The sad reality is that I might well have passed up on the chance to see it otherwise, so it's important not to kid yourself. Just because your game is definitely worthy of praise and attention, that's no cast iron guarantee that you will get it.
We're all busy, all the time. Sometimes emails get overlooked, for good reasons and bad, and in this ridiculously crowded market, you just need a way to get someone's attention. Again, a good PR professional is there to short cut this torturous, frustrating, and seemingly random process.
The idea that we don't 'need' PR is a faintly ridiculous notion. Of course we need them, but on both sides of the fence we also need them to do their jobs - to put games in front of people in a timely fashion, but not to expect too much.
A large part of where games journalism has gone wrong, in my opinion, is this tiresome tendency for games (especially blockbusters) to be previewed to death in the run-up to release.
The reason this happens, more often than not, is down to agreed expectations, but the PRs also feed this expectation - sometimes to a product's detriment.
A good PR will know how much coverage is appropriate, and perhaps where to freshen up the coverage once you've run through the basic preview/interview formula.
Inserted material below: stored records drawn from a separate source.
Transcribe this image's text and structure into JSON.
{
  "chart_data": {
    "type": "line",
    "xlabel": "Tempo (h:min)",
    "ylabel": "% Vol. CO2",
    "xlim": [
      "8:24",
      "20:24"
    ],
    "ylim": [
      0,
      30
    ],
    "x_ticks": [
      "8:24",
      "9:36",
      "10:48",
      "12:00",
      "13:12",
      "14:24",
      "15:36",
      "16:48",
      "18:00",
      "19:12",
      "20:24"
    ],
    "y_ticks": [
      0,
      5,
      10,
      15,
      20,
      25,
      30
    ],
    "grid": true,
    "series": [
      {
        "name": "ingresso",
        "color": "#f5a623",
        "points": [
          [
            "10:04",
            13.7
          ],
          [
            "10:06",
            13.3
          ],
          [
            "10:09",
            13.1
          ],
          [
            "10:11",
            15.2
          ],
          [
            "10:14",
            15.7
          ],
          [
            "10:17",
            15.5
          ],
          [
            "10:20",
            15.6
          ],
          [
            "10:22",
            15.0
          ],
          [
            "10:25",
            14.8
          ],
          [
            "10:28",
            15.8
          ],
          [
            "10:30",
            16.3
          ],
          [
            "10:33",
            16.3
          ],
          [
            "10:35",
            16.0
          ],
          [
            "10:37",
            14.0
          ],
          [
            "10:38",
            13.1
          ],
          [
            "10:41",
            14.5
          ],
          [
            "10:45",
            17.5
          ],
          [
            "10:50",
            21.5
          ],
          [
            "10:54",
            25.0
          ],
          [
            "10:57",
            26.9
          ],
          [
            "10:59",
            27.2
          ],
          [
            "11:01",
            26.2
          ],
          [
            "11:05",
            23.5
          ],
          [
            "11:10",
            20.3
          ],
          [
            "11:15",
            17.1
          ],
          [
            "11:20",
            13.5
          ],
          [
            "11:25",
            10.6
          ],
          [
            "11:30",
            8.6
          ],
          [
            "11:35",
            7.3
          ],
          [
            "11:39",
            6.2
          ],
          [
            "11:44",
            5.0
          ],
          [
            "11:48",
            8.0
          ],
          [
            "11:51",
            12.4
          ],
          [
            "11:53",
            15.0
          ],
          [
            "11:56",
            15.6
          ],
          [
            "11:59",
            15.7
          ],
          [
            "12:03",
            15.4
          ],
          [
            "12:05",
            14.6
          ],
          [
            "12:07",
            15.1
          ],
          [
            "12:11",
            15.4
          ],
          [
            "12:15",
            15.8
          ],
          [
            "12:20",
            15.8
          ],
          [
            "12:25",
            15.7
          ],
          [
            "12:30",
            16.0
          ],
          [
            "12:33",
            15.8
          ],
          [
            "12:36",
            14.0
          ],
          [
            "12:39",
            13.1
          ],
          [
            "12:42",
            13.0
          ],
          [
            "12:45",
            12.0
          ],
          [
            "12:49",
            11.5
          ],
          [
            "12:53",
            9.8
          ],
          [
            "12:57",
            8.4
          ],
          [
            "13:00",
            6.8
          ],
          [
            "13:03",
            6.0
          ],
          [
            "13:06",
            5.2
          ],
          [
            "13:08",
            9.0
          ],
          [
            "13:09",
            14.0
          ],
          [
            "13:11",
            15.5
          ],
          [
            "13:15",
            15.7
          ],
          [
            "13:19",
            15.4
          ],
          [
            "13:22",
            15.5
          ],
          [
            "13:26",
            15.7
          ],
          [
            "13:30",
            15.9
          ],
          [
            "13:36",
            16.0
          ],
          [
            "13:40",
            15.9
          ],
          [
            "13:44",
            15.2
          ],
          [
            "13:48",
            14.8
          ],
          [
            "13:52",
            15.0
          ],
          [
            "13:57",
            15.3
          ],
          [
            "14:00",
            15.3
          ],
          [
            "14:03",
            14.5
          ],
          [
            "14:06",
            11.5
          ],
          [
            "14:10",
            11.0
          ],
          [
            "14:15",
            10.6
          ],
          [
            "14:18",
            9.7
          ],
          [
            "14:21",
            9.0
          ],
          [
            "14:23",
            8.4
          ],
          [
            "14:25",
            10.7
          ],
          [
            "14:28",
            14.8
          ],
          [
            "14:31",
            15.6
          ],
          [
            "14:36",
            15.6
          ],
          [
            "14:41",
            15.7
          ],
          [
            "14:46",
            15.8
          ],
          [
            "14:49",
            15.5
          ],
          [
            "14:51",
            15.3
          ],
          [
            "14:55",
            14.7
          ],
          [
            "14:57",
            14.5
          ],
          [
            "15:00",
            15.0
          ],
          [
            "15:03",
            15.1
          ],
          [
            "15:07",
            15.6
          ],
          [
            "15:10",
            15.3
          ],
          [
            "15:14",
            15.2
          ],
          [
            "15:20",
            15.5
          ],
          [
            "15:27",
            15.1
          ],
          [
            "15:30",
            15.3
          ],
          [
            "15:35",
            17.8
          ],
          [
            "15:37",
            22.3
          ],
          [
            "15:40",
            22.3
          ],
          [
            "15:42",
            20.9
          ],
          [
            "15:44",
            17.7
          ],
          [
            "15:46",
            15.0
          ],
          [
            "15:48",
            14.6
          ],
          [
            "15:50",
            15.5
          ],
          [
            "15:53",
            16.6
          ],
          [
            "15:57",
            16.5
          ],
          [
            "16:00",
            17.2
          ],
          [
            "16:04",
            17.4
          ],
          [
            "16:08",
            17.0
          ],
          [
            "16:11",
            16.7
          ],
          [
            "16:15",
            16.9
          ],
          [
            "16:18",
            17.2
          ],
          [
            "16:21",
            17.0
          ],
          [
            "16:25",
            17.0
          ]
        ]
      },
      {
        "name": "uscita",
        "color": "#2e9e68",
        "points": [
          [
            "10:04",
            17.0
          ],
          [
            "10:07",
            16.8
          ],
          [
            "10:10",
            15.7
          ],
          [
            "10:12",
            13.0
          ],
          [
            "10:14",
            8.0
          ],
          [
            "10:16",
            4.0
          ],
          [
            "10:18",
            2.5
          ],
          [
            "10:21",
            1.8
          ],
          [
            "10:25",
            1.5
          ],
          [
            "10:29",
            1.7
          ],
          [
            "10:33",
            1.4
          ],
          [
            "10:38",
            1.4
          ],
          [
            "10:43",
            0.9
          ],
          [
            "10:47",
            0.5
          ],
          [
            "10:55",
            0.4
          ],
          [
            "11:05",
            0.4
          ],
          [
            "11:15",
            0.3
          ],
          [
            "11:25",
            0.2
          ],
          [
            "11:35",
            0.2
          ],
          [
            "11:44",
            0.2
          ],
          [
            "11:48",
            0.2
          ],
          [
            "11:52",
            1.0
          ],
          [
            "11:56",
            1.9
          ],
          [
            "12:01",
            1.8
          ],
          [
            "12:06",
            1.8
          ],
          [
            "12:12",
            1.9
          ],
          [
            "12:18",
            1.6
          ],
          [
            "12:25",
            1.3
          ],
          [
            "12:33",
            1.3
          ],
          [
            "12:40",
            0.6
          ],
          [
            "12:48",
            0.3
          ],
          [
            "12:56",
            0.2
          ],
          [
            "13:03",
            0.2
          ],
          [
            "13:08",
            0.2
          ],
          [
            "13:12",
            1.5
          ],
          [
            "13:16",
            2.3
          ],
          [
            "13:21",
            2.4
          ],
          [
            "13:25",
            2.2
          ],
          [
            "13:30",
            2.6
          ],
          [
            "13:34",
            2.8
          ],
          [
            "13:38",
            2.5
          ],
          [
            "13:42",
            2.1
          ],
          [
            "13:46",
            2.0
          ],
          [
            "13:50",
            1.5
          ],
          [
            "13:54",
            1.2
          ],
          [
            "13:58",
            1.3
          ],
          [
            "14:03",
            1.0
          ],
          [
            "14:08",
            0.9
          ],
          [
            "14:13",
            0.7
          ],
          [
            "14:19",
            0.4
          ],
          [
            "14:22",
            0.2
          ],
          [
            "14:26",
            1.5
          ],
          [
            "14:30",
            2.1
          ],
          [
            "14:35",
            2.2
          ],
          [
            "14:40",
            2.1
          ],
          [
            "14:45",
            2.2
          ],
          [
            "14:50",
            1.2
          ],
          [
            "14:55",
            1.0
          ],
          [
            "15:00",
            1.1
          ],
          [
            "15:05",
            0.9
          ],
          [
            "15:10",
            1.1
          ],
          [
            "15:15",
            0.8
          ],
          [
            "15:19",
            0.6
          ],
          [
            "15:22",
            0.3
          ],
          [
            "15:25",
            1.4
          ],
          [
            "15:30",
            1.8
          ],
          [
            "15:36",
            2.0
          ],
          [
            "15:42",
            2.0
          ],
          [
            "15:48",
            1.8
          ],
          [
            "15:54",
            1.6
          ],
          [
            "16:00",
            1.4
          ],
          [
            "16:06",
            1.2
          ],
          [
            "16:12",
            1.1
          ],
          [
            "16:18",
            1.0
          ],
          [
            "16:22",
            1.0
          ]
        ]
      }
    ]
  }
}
Readers have become so conditioned to pre-release coverage being little more than puff pieces, they've lost their potency, so now, more than ever, it's important for everyone involved to be smart.
Unless developers have become masters of social media and spend their lives talking to the press, the chances are they need help. They need to know who to go to in the press, when to go to them, and how often.
In this era of fast, easy communication, publicity has become a lost art. The signal to noise ratio is such that games writers are constantly bombarded with so much junk information that, if anything, they need the help of trusted PR professionals now more than ever.
And 'trust' is the key word here. Honesty is a two way street in games journalism, and I'm fairly sure PRs around the world have been 'stitched-up' on countless occasions by writers who claimed to be thrilled by a game, only to crush it to dust once the article goes up.
Honesty is the best policy
What you want as a writer is to work with the kind of PRs who are on your level - who can look you (and the developer and the publisher) in the eye and admit when a game isn't all it could be. Because if they're capable of being realistic, it means much more in the long run to manage everyone's expectations.
Who knows, it could even mean the game becomes better.
Who are these magic PRs, I hear you ask. Well, they're out there. In 15 years of working with them, most are a dedicated, efficient bunch that listen to what you want and try and get the best for you within the parameters of what they've been given.
The ones that fail generally get flushed out of the system pretty fast, and are easily found out.
It's a bit like games journalism - if you're no good at it, there's no hiding place, as this recent unpleasant saga has brought into rather ugly focus.
The constructive thing isn't to assume that PRs are some sort of vile stain that we need to wash away. The best ones can - and do - make a big difference to creating a buzz around games that deserve it. It's ultimately up to the writers to call foul on the games that don't.
If they don't, then it's no surprise when people question your motives.